Blur Tools

Photoshop CS6 can now make use of OpenCL technology to speed up certain aspects of Photoshop's graphics processing. The new accelerated graphics processing has allowed for a new set of Blur Tools filters. These customizable Field, Iris and Tilt-Shift blur effects offer incredibly fast and accurate previews compared to the older Lens Blur filter.

The Blur Tools filters may not have the same range of slider controls as the Lens Blur, but even so, they do provide a lot of flexible user control. For example, using the Tilt-Shift Blur and associated Distortion slider control, it is now possible to create Lens Baby style blur effects at the post-capture stage.

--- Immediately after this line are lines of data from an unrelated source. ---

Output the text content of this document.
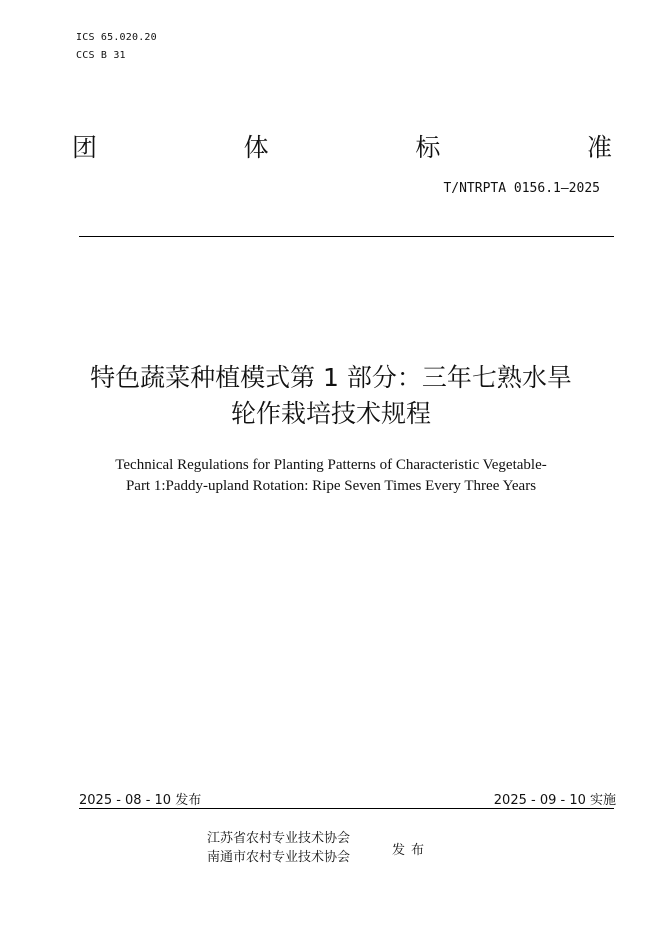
ICS 65.020.20
CCS B 31
团	体	标	准
T/NTRPTA 0156.1—2025
特色蔬菜种植模式第 1 部分：三年七熟水旱
轮作栽培技术规程
Technical Regulations for Planting Patterns of Characteristic Vegetable-
Part 1:Paddy-upland Rotation: Ripe Seven Times Every Three Years
2025 - 08 - 10 发布	2025 - 09 - 10 实施
江苏省农村专业技术协会
南通市农村专业技术协会	发布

Roof top view of San Francisco at night.
Here I used the new Radial Blur filter effect to apply a radial blur, centered around the Macy's store building. In Photoshop CS6 one can easily and quickly adjust such blur effects in real time by dragging the radial blur handles and adjusting the Blur Tools and Blur Effects panels (see below).
This shows the settings that were used to create the radial blur effect shown in the above example. Compared to the lens Blur filter, these appear quite basic, but there is a lot you can do by playing around with the Light Bokeh and Light Range sliders, not to mention the on-image adjustments that can be made to alter the Iris Blur size, shape and blur transitions.

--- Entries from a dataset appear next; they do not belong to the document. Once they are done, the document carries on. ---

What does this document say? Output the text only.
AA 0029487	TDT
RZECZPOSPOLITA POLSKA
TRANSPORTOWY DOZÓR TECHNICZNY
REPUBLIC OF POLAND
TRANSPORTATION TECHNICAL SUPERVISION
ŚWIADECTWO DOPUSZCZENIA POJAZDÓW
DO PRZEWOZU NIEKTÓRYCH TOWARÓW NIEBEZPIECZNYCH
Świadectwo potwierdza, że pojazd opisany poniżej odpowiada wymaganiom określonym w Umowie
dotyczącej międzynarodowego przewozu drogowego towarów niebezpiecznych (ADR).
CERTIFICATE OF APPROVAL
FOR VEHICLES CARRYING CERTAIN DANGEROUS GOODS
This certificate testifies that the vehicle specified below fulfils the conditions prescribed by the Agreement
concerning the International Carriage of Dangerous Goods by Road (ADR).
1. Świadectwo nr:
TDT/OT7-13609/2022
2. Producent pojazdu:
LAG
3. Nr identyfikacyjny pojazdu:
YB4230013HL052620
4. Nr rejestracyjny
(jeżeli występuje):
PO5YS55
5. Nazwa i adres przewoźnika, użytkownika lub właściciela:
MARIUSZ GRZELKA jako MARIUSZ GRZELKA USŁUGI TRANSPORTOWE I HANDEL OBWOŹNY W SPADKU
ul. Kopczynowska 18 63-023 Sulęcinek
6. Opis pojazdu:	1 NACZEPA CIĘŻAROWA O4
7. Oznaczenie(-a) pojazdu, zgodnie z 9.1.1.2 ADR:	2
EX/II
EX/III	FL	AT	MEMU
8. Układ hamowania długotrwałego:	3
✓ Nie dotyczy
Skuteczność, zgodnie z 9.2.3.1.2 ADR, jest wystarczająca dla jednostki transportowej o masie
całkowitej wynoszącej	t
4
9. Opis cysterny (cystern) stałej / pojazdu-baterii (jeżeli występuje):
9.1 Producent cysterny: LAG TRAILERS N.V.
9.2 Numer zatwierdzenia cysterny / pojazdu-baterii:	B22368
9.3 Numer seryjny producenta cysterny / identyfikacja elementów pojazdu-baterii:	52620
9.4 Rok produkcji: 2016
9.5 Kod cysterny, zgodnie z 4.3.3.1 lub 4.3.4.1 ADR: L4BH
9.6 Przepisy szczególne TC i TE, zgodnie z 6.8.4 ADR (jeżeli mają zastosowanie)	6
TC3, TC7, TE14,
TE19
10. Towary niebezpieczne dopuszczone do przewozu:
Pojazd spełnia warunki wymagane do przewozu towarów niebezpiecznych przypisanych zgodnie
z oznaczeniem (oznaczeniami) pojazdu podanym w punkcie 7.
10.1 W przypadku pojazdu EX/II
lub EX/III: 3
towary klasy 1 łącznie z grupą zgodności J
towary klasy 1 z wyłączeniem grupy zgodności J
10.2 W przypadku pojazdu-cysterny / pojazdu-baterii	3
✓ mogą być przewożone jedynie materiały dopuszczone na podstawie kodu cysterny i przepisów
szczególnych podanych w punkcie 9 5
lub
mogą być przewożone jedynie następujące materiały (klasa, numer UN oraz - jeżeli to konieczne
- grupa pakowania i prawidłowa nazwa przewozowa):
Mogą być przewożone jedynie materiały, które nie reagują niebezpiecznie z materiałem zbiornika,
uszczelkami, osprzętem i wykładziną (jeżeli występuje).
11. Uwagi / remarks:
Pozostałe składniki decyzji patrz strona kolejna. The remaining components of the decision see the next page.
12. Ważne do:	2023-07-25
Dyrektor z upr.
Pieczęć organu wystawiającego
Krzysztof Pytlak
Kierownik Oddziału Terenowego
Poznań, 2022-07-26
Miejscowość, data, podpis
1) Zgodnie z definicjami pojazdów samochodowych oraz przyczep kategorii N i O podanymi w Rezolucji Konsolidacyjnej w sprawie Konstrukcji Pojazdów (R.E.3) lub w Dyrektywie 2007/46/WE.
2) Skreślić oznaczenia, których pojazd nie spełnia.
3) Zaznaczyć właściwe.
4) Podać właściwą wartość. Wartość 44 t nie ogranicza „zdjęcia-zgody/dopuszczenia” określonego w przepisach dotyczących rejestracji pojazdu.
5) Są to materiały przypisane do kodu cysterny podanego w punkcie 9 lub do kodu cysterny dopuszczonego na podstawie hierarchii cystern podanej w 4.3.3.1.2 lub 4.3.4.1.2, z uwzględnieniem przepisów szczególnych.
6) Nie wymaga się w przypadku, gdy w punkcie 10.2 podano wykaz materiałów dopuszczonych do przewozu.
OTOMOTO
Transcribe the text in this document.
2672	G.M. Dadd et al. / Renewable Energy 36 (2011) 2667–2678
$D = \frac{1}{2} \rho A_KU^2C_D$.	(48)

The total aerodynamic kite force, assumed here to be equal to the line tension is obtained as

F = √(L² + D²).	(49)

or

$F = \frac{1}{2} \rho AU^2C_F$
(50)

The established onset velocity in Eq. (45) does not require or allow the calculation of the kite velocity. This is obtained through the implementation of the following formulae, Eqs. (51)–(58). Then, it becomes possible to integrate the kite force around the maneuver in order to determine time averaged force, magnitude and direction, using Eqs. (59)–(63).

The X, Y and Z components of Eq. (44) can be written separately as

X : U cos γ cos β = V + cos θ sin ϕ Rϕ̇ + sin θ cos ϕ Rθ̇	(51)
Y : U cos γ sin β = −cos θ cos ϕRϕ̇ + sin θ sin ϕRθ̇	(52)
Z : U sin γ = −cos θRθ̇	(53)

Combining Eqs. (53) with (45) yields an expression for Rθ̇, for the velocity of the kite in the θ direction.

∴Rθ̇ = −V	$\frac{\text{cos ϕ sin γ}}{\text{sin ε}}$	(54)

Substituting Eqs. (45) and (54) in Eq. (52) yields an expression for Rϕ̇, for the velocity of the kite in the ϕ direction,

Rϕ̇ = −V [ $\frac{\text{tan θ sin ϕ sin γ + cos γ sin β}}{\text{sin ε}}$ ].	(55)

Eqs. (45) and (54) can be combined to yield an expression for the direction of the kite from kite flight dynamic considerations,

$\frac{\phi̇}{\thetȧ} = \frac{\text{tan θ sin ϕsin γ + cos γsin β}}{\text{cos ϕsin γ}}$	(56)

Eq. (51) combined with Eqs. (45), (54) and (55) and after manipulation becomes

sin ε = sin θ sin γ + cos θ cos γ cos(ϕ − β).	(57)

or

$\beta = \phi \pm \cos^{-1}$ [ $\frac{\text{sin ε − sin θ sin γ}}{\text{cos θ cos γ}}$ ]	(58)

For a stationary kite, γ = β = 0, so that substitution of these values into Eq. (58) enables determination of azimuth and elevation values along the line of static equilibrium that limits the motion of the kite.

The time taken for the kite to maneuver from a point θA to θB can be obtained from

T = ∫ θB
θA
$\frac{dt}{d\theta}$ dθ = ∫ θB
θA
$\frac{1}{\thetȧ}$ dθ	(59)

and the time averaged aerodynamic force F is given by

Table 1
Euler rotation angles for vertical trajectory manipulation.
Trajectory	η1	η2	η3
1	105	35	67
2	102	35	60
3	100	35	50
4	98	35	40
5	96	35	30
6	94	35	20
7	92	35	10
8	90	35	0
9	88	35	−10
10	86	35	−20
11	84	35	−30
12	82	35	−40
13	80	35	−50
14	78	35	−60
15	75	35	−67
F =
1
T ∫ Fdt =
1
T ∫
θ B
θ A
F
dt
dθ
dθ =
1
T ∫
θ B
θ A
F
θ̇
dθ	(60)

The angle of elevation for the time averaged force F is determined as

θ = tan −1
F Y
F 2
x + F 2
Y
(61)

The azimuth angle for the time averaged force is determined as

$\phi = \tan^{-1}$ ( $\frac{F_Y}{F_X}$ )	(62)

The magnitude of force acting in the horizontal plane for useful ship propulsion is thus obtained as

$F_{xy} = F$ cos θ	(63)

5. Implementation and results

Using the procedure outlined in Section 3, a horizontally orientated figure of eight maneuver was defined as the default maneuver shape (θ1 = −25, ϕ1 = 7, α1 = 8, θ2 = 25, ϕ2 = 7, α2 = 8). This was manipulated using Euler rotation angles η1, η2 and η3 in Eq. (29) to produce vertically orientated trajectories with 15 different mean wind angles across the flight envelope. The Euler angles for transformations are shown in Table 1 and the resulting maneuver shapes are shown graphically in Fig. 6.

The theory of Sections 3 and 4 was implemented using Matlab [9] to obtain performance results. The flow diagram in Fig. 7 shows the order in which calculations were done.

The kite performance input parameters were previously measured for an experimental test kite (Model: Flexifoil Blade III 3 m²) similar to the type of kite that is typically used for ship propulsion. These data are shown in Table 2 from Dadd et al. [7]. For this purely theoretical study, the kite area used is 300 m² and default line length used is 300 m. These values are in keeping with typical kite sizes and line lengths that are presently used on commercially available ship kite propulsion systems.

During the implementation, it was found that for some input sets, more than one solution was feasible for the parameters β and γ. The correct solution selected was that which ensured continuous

Unfortunately, it is not possible to apply these blur filters to smart object layers. One could conceivably use smart filters to apply Blur Tools filter effects as a smart object to a video clip layer and thereby achieve the miniaturisation effect that is so popular in time-lapse videos these days.

In the example below I replaced the Iris Blur with a Tilt-Shift blur effect using more or less the same panel settings as shown in the previous image.

With the Tilt-Shift blur you have the ability to adjust a Distortion slider, which allows you to control the circumferential/directional distortion of the blurred areas. The addition of a distortion control is what makes this particular filter stand out and can allow you to create realistic-looking blurred lens shots, similar in effect to when a camera lens is tilted on it's lens axis.